The first annual Copenhagen Democracy Summit took place in Copenhagen on July 22, 2018. Among those who attended were the then-Danish Prime Minister Lars Løkke Rasmussen, Joe Biden, Tony Blair, Stephen Harper, Felipe Calderón, José María Aznar, and Toomas Ilves. A total of 350 participants attended from over 40 countries. One of the publications released at the conference concluded that people's trust in government is lower in democracies than in non-democratic states.

The 2020 Copenhagen Democracy Summit included an intervention by then US Secretary of State Michael Pompeo, former US Secretaries of State John Kerry and Madeleine Albright and the President of Taiwan Tsai Ing-wen. In 2021, Zuzana Čaputová, President of Slovakia spoke arguing that democracy needs three basic lines of defence - independent institutions with responsible public officials, active civil society and free media. The 2022 Democracy Summit was closed by former United States President Barack Obama and addressed by Lithuania Prime Minister Ingrida Šimonytė, European Parliament President Roberta Metsola, and Ukraine President Volodymyr Zelenskyy. In 2023, speakers included the newly elected President of the Czech Republic Petr Pavel, Estonia Prime Minister Kaja Kallas, Ukraine President Volodymyr Zelenskyy, NATO Secretary General Jens Stoltenberg, former United Kingdom Prime Minister Liz Truss, and Belarus political activist Sviatlana Tsikhanouskaya.

The 2024 Copenhagen Democracy Summit took place between 14 and 15 May and included Prime minister of Armenia Nikol Pashinyan, President of Ghana Nana Akufo-Addo, President of Kosovo Vjosa Osmani, former United States Secretary of State Hillary Clinton, Prime Minister of Denmark Mette Frederiksen, President of the European Council Charles Michel, President of the European Commission Ursula von der Leyen, among others.

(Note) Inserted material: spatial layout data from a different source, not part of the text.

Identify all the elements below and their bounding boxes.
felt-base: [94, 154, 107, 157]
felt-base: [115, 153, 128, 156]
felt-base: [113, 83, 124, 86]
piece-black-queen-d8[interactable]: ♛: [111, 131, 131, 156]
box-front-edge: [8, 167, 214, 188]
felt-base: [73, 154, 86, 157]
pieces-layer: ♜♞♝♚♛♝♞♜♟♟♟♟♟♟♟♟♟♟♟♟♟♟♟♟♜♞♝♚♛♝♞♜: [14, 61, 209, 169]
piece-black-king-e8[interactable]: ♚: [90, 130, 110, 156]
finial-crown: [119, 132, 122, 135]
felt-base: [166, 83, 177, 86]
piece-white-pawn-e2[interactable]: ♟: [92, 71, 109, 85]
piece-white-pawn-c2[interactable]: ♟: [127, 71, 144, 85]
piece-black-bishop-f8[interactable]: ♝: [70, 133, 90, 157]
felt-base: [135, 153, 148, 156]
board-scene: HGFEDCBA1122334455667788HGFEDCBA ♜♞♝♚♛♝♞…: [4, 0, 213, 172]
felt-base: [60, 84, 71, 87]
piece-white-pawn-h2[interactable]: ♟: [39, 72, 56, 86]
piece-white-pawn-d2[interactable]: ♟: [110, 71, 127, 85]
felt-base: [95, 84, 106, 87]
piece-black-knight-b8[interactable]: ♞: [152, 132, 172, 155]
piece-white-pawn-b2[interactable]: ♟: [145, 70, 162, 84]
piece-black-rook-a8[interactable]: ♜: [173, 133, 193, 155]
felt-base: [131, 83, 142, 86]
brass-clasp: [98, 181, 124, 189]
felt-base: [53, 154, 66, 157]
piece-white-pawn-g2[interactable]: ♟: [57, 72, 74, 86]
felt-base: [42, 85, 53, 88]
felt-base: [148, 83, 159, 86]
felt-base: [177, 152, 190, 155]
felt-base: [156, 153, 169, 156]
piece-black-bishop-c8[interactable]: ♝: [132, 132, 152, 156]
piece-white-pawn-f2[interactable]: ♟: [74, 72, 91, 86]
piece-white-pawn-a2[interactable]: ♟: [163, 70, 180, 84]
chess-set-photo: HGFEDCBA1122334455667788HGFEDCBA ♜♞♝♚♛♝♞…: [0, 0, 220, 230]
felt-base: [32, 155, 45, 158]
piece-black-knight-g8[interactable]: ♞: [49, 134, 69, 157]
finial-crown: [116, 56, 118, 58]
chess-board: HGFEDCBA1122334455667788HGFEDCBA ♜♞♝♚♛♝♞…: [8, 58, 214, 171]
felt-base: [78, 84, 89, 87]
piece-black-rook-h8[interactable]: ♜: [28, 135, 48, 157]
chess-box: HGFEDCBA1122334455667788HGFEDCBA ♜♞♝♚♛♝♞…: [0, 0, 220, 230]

==The Expeditionary Economics Program==
The Expeditionary Economics Program is rooted in Cold War efforts by the United States to strengthen post-war Europe and create a better economic model than the communist one offered by the Soviet Union. The program supports entrepreneurial projects in developing states, emerging democracies, and post-conflict areas for the purpose of strengthening democracy in fragile states by developing a local economic base.

==The Campaign for Democracy==
The Campaign for Democracy seeks to connect supporters of democracy across the world and build an intellectual movement for democracy through a network of local associations, online presence, media engagement, and support for dissidents.

On the sidelines of the 2018 Copenhagen Democracy Summit Anders Fogh Rasmussen together with Michael Chertoff launched the Transatlantic Commission on Election Integrity, which has Joe Biden, Nick Clegg, Toomas Ilves, and Felipe Calderón among its members. The commission is tasked with bolstering the defences of Western democracies against outside interference.

==Democracy Perception Index==

Working with the polling firm Dalia research or the brand research firm Latana, the Alliance has since 2018 published reports on how democracy is perceived in 50 countries around the world.

==Funding==
In 2023, AoD stated it was principally "funded by private sponsors, governments and individuals." It credited 56 organisations and companies as current and former supporters. The list included Atlantic Council, George W. Bush Institute, European Endowment for Democracy, Freedom House, International Republican Institute, National Democratic Institute, Taiwan Foundation for Democracy and The Chicago Council on Global Affairs.